Poitier paved the way and continues to pave the way for Obama, and there is no distinction between them in that way. Obama exists because the Poitier Lake exists. Obama swims in and exists in that Lake.

They have another point in common which accounts for their preeminence, their success, their possibility – and that is that both were born on far offshore islands, and neither of them were of American origin. Poitier is from Jamaica and returned to it as his home base. Obama’s father was from Kenya; neither was reared in the black male diminution of the mainland: Obama lived a significant portion of his childhood in Southeast Asia. Both men appeared to be U.S. citizens, not from charlatanism but by common public error, but they were not. Poitier is a naturalized citizen; Obama is first-generation. They are Americans once remove. Their appearance is African-American, but the truth is they are African-sports, Maverick-Americans. They are travellers. Their true home is not America but in themselves alone. America is a congeries of fifty-two nation-states. To have a home in the joy and jingoism of none of them is for both of them, naturally, to make a home of all of them. Distance is their intimacy.

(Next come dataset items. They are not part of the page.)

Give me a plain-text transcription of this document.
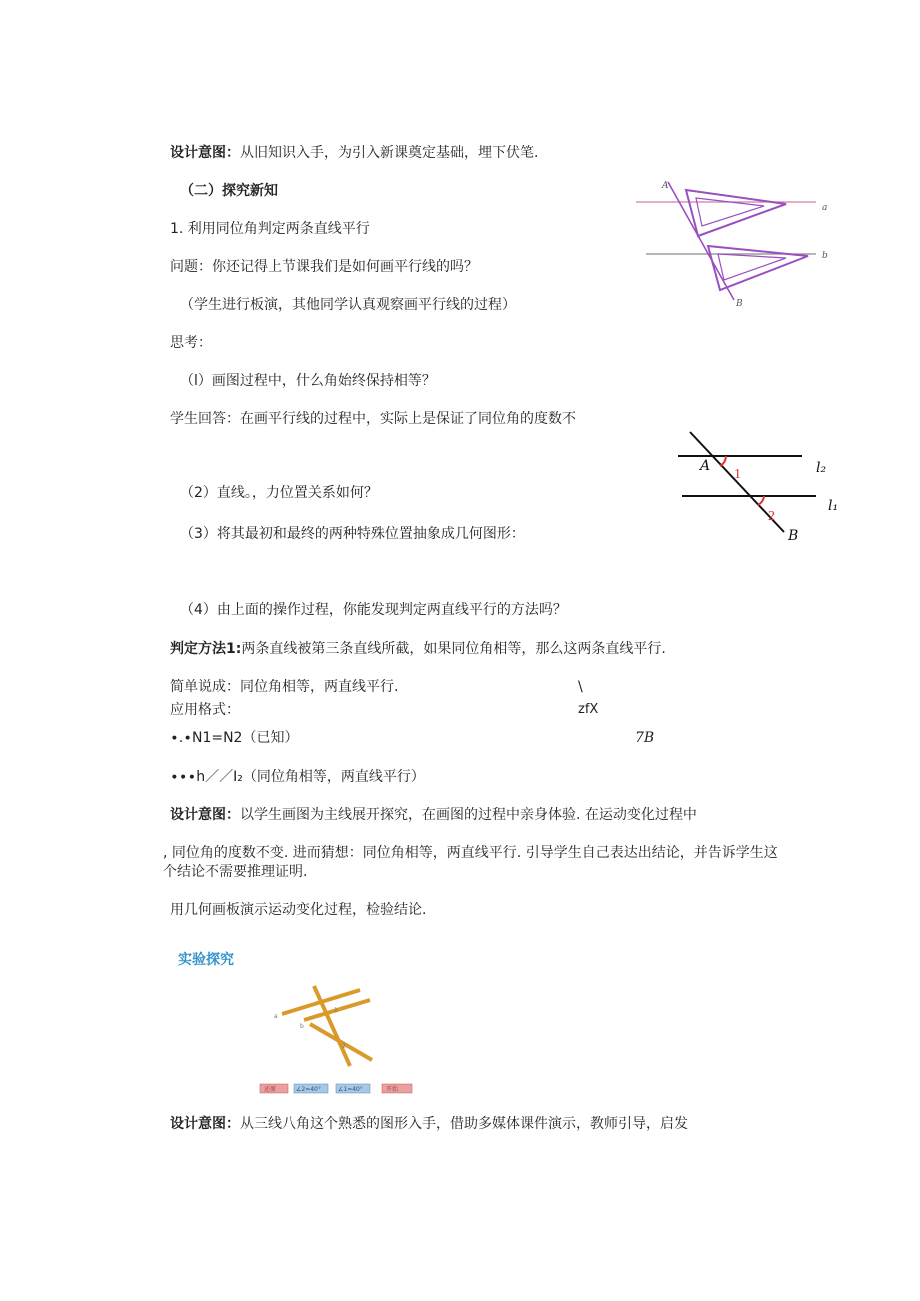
设计意图：从旧知识入手，为引入新课奠定基础，埋下伏笔.
（二）探究新知
1. 利用同位角判定两条直线平行
问题：你还记得上节课我们是如何画平行线的吗？
（学生进行板演，其他同学认真观察画平行线的过程）
思考：
（l）画图过程中，什么角始终保持相等？
学生回答：在画平行线的过程中，实际上是保证了同位角的度数不
（2）直线。，力位置关系如何？
（3）将其最初和最终的两种特殊位置抽象成几何图形：
（4）由上面的操作过程，你能发现判定两直线平行的方法吗？
判定方法1:两条直线被第三条直线所截，如果同位角相等，那么这两条直线平行.
简单说成：同位角相等，两直线平行.
应用格式：
∙.∙N1=N2（已知）
∙∙∙h／／I₂（同位角相等，两直线平行）
设计意图：以学生画图为主线展开探究，在画图的过程中亲身体验. 在运动变化过程中
, 同位角的度数不变. 进而猜想：同位角相等，两直线平行. 引导学生自己表达出结论，并告诉学生这
个结论不需要推理证明.
用几何画板演示运动变化过程，检验结论.
实验探究
设计意图：从三线八角这个熟悉的图形入手，借助多媒体课件演示，教师引导，启发
\
zfX
7B
A
B
a
b
A
1
2
B
l₂
l₁
a
b
1
2
还原	∠2=40°	∠1=40°	开始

Poitier made the Lake, Obama deepens its color.

And what is that color?

That color is the undeniable truth that this country is unthinkable without African American people.

Poitier gave gills to every black actor after him. Few resembled him, for Poitier was a leading actor always of limited but commanding presence. But his existence permitted the actors who followed him to play characters who were not innocent, reserved, dignified, wary, game, or even leading-man-good-looking. Wesley Snipes, Danny Glover, Matthew Perry got their license to act because the Poitier Lake already existed for them.

~ ~ ~

Lilies Of The Field is essentially a TV play of the kind that was done in the ‘60s live, and as such it has its satisfactions. To describe its predicament of a roving handyman asked to stand still and build a church is to say enough about it. It’s filmed by the great Ernest Haller. Poitier is good in it, although he overplays the first scene in the greasy-spoon. However, Poitier never does blackface, as Sammy Davis Junior sometimes lost himself in doing. Poitier’s another thing entirely, a black actor who never heard of blackface. He won the Oscar for it. It’s a good family film, worth a visit, if only to witness how astutely it ends.